Domaine de l'Octavin »
anciennement Opus Vinum
Alice BOUVOT et Charles DAGAND
www.opusvinum.fr
Jura
1
rue de la Faiencerie, 39600 ARBOIS
Appellation :
Arbois
Agriculture
biologique certifiée par ECOCERT sur 1 ha, le reste est en reconversion -
Vinification traditionnelle
Domaine
familial de 5 ha créé en 2005 par 2 passionnés du vin : un projet de
vie. Après quelques années de vinification dans le monde entier, le retour aux
sources s’est imposé : le Jura, le terroir arboisien. Des terroirs
qu’ils révèlent par un travail de la vigne respectant l’environnement :
pas de désherbage ; enherbement et labours sont leurs points clefs. Une
partie du domaine est agréé Ecocert (AB), le reste en reconversion
(2007-2008). Les rendements ne dépassent pas les 35 hl/ha et les vinifications
respectent le raisin.
La
musique étant leur seconde passion, ils associent chaque cuvée à un
personnage d’opéra de Mozart, association des caractères de la cuvée avec
celui du personnage.
Dès
la présentation de leurs vins aux critiques, ils ont été sélectionnés par
les dégustateurs professionnels de la Revue du Vin de France, Cuisine et Vins
de France (juin, juillet et septembre 2007).
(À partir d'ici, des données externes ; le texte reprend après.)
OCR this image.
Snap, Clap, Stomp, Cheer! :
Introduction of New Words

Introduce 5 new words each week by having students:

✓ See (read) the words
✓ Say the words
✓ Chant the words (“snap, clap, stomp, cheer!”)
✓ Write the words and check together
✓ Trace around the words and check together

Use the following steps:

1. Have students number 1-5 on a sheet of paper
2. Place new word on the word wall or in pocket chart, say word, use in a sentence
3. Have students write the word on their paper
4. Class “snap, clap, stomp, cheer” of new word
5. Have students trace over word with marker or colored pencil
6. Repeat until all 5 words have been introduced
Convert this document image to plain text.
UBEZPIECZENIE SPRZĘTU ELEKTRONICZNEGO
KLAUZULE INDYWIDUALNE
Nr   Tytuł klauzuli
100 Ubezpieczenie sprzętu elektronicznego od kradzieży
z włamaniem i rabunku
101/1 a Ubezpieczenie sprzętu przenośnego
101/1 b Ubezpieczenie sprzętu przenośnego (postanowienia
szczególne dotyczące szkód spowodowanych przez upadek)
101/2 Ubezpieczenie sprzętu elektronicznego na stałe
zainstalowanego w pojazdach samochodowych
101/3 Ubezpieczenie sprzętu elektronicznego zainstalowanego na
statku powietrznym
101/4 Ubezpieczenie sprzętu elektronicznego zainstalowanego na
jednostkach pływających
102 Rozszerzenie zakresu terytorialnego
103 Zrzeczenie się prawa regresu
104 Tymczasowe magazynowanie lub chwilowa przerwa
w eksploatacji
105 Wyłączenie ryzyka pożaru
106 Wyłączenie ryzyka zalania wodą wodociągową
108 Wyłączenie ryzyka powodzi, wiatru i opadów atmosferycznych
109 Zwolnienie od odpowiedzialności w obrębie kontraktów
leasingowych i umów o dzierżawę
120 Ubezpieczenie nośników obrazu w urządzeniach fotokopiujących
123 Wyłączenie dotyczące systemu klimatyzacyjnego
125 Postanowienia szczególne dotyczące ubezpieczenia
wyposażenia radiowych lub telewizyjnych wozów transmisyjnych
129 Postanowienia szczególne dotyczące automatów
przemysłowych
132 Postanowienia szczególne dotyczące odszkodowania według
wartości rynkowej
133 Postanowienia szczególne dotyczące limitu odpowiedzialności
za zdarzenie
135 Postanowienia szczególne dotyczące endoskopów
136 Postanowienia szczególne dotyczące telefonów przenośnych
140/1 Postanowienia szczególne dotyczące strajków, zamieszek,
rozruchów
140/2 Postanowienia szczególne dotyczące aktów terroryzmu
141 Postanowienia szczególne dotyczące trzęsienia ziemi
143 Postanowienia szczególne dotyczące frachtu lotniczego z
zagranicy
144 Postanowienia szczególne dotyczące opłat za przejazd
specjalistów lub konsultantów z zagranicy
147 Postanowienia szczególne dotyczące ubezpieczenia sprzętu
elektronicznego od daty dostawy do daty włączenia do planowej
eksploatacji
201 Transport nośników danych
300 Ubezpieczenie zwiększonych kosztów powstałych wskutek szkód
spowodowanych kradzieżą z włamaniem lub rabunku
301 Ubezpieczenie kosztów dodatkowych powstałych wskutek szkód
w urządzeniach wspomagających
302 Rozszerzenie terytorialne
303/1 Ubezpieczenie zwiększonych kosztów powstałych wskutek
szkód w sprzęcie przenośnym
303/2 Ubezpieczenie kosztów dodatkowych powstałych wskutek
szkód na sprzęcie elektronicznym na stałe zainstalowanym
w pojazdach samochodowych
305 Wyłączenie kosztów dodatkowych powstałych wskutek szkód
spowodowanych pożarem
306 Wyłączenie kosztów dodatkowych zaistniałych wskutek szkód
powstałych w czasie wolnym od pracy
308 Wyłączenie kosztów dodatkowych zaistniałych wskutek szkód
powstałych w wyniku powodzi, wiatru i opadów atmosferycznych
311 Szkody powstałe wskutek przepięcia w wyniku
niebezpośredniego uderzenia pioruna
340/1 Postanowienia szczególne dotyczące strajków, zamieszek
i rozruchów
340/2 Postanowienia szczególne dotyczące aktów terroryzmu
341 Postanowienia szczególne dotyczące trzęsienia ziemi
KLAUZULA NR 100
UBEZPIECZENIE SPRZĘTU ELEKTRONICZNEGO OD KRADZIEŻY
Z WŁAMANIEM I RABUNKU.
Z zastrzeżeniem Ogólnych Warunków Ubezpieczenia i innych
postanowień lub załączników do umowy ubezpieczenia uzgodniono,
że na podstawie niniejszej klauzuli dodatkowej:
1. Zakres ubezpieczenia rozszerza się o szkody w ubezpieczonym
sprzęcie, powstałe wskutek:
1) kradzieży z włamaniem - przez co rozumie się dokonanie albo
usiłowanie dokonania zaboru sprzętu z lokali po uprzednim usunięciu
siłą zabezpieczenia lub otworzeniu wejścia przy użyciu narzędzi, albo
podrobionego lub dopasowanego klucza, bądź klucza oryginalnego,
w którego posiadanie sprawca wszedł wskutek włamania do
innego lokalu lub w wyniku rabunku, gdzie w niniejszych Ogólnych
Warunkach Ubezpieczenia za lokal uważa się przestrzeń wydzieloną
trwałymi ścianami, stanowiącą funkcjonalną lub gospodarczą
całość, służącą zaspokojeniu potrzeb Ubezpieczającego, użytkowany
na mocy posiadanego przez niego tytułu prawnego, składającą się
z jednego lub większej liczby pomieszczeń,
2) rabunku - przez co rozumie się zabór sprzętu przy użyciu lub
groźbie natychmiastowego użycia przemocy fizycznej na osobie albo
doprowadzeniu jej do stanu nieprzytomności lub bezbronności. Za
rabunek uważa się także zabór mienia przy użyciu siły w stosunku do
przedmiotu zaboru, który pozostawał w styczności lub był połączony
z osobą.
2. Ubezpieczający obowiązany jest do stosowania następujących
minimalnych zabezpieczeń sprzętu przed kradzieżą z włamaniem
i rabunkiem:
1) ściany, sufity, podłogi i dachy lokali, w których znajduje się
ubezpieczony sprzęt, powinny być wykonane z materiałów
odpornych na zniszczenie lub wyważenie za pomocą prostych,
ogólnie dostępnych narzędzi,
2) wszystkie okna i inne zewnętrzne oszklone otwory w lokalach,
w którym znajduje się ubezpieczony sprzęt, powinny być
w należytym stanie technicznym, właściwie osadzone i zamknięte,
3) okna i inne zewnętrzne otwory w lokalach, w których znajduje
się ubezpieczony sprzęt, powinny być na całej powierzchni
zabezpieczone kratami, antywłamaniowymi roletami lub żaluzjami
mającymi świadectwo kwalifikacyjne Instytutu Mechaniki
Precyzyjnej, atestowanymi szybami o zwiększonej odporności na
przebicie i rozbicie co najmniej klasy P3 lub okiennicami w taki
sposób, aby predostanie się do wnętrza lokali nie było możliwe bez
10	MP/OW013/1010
Entretien avec Alice Bouvot
Pour
commencer, qu’est-ce qui vous a décidé à vous inscrire à notre salon ?
Une
région attractive, des organisateurs passionnés, un thème respectueux de
l’environnement.
Qu’est-ce
que pour vous un vin de qualité ?
Un
vin de terroir, qui respecte l’expression et le caractère du terroir,
l’expression du cépage, des raisins murs à la base ; un vin fait avec
amour et avec passion par le vigneron.
Comment
qualifieriez-vous les vins de votre production ?
Vins
de caractères, atypiques du jura par leur concentration, respectueux de leurs
terroirs, faibles rendements (<30hl/ha).
Qu’avez-vous
appris de votre expérience à l’étranger ?
Du
recul, de l’humilité.
La
culture biologique/biodynamique, comment en êtes-vous arrivé à cette réflexion ?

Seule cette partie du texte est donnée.